Lenger started teaching lessons to professional clientele in February of 2006. He now spends three days a week teaching in Chicago, and hopes next year to hire more instructors and recruit more students. Lenger currently teaches more than 50 students.
Lessons range from half-hour to hour sessions and cost $25 per half-hour. Students can also buy four-to-six month tuition packages at a discounted rate for weekly lessons, Lenger said.
Lenger said his students range from 18 to 70 years old. He teaches college students, some from Columbia, but the majority of his clients are lawyers, who are also beginners, he said.

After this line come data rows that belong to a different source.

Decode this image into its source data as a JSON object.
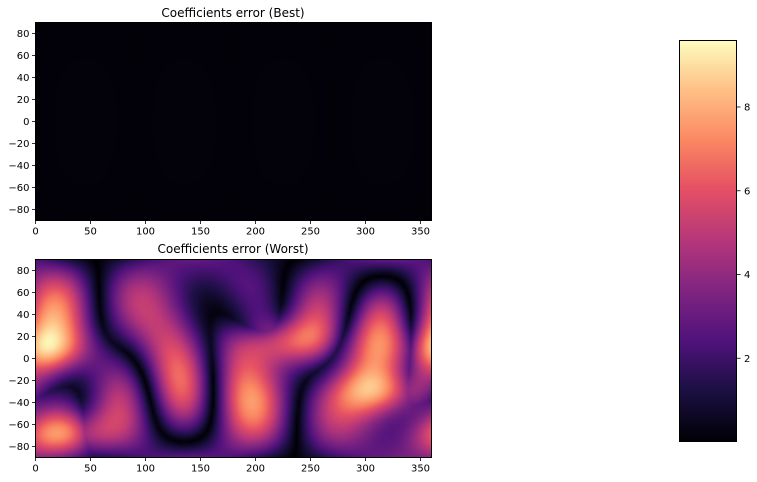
{
  "chart_data": [
    {
      "type": "heatmap",
      "title": "Coefficients error (Best)",
      "xlabel": "",
      "ylabel": "",
      "xlim": [
        0,
        360
      ],
      "ylim": [
        -90,
        90
      ],
      "xticks": [
        "0",
        "50",
        "100",
        "150",
        "200",
        "250",
        "300",
        "350"
      ],
      "yticks": [
        "80",
        "60",
        "40",
        "20",
        "0",
        "−20",
        "−40",
        "−60",
        "−80"
      ],
      "colormap": "magma",
      "value_range_estimate": [
        0,
        0.3
      ],
      "description_values": "near-uniform low error across the whole field"
    },
    {
      "type": "heatmap",
      "title": "Coefficients error (Worst)",
      "xlabel": "",
      "ylabel": "",
      "xlim": [
        0,
        360
      ],
      "ylim": [
        -90,
        90
      ],
      "xticks": [
        "0",
        "50",
        "100",
        "150",
        "200",
        "250",
        "300",
        "350"
      ],
      "yticks": [
        "80",
        "60",
        "40",
        "20",
        "0",
        "−20",
        "−40",
        "−60",
        "−80"
      ],
      "colormap": "magma",
      "value_range_estimate": [
        0,
        9.6
      ],
      "peaks": [
        {
          "lon": 25,
          "lat": -68,
          "value": 9.5
        },
        {
          "lon": 225,
          "lat": 16,
          "value": 8.0
        },
        {
          "lon": 320,
          "lat": -30,
          "value": 8.0
        },
        {
          "lon": 8,
          "lat": 8,
          "value": 6.5
        }
      ]
    }
  ],
  "colorbar": {
    "colormap": "magma",
    "min": 0,
    "max": 9.6,
    "ticks": [
      "2",
      "4",
      "6",
      "8"
    ],
    "tick_values": [
      2,
      4,
      6,
      8
    ]
  }
}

“[My students] are looking to leave work for a bit. Some of them take about five minutes just to sit, relax and talk. It’s a nice rest during the day,” Lenger said. “For people who don’t have the time to leave and go to the gym or do something like that, this is a nice alternative.”
Linella Gavin is a lawyer who works a block away from Guitar Chicago. For a month-and-a-half, she’s been taking lessons with Lenger.
“I always wanted to play [guitar], but I hadn’t had much success,” Gavin said. “Then I picked it up again and was looking for a way to fit it into my schedule.”
She did, and like Corley, she ventures off to Guitar Chicago during her lunch hour from work.
“I think if I tried to do lessons when I wasn’t at work in my off-time, I would never make it; it just wouldn’t happen,” Gavin said.
Other students feel the same.
Susan Pak, a commercial real estate broker who works in the Loop, said she likes the convenience of working in a building connected by a pedway to Lenger’s. Pak started taking lessons with him five months ago when her boyfriend bought her a guitar, and she wasn’t learning on her own, Pak said.
But five months later, Pak gushed about her progress.
“I’m getting really good. You would die if you heard me,” Pak said. “I don’t know if Jim would think so, but considering how bad I was when I started, the progress has been incredible. I love it.”
Pak, who goes to lessons after work one day a week, said she has learned by ear and by using what Lenger has taught her to play songs like “With or Without You” by U2, “Let It Be” by The Beatles and “Crimson & Clover” by Joan Jett and The Blackhearts.
Lenger said he hopes to expand this type of setup to other major cities in the near future. He is also working on a volume of guitar books about his teaching approach.
“It’s been fun to watch [my students’] progress,” Lenger said. “They’re growing as players. Having the guitar become a good stress reliever, they’re really picking up on [that].”